The only way that a technology ends up being used by people who are not building it is if it’s sold or given away. In either situation, it needs to be “productized” ie. made legible and useful for people outside the organization. If it is going to be sold on an open market, it also needs to be “commercialized” ie. made cheap and desirable enough that it makes sense to sell it in the first place.
As with anything there are exceptions. The major exception happens when a technology is created and used entirely internally to an organization. Many of the internal tools used at Google are clean examples of entirely internally created, manufactured, and used tools. Additionally there is open pen source software. Firms can create technology barter deals. At-home manufacturing completely breaks the model, although arguably that would just be a trend towards a less monetized economy.

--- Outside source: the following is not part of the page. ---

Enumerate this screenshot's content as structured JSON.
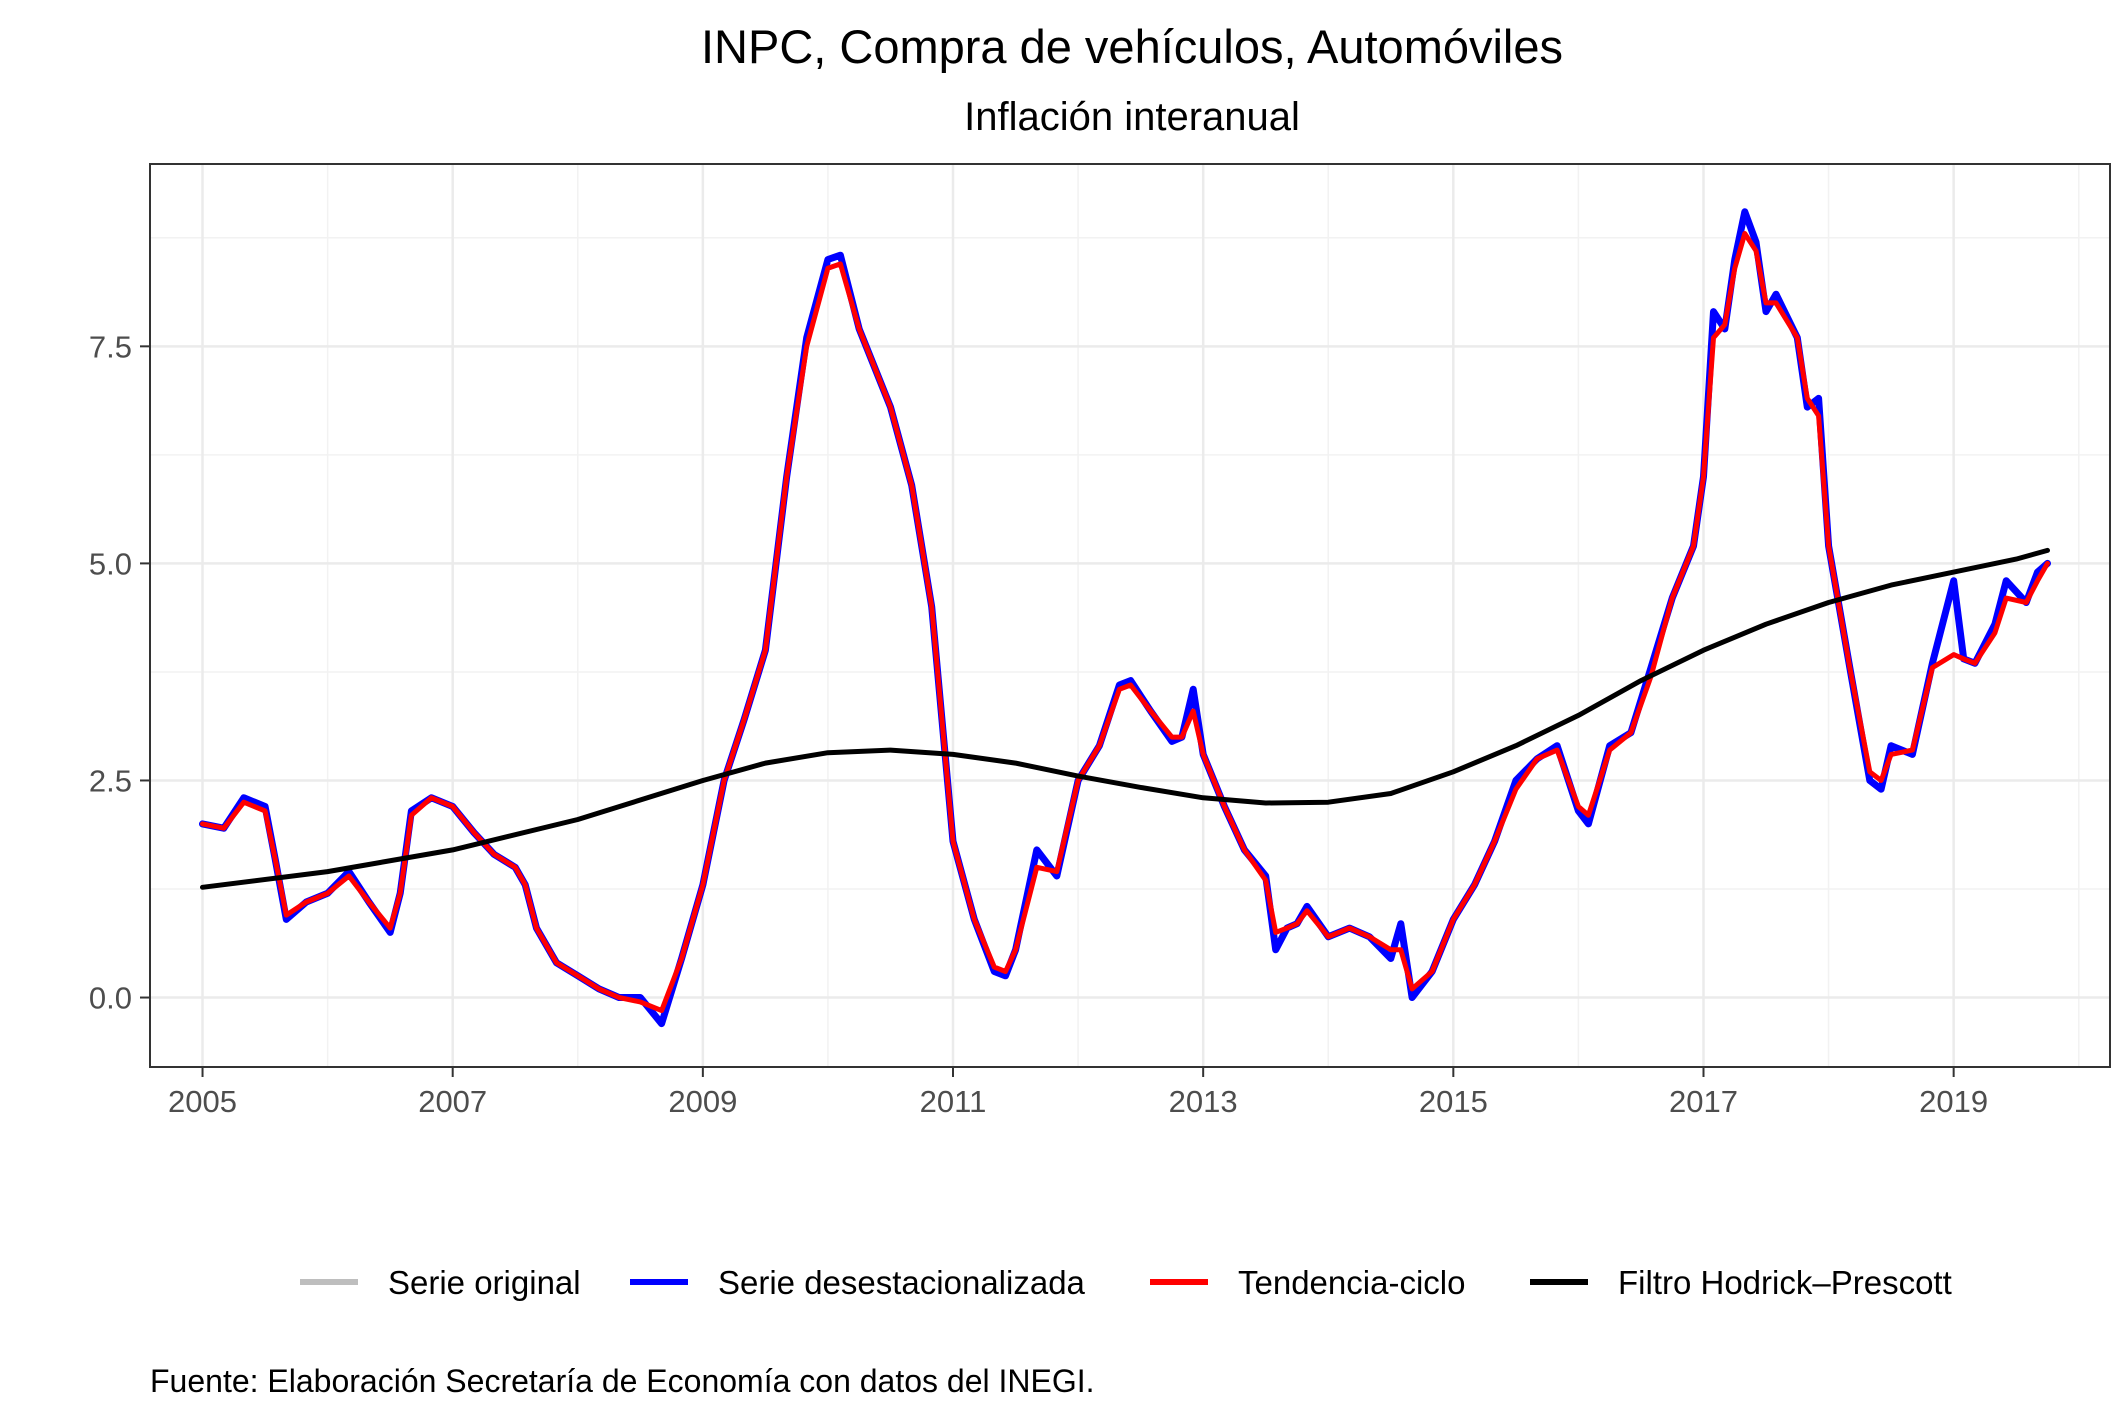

It’s a common perception that the military creates internal technology similar to Google and sits outside the market as an unmoved mover of technology. The US government’s version of internal technology creation is less clean than Google’s. The government owns R&D labs in order to create the technology that it specifically needs. However, to my knowledge, the government still contracts out manufacturing to external firms as opposed to owning the manufacturing plant and giving it a budget. However, many of these contracting firms only work for the US government (as opposed to the big primes) so they may be part of the government for all intents and purposes. Organizations can get incomes via Contracts, budgets, or products. So even military technology is purchased eventually. The firms that sell to the military need to pay their bills so the costs do matter (though cost-plus contracting distorts this) and if the military paid less than the cost of the goods the firms would go out of business. And while the US military spends hundreds of billions of dollars a year ($934B in 2019), it does not have infinite money. So while they are weaker, I’d argue that the forces of market discipline do act on military technology - if it becomes cheaper for the same quality it will be used more.
If this view is correct, it means that in a monetized economy, commercialization is an essential step on a technology’s path to adoption. There is an implicit feeling among some technologists^1 that commercialization is a lesser activity for people just out to make money. Instead, it should be seen as a critical part of Phenomena-based cycles.
^1: My past self included, which is one of the reasons for this note.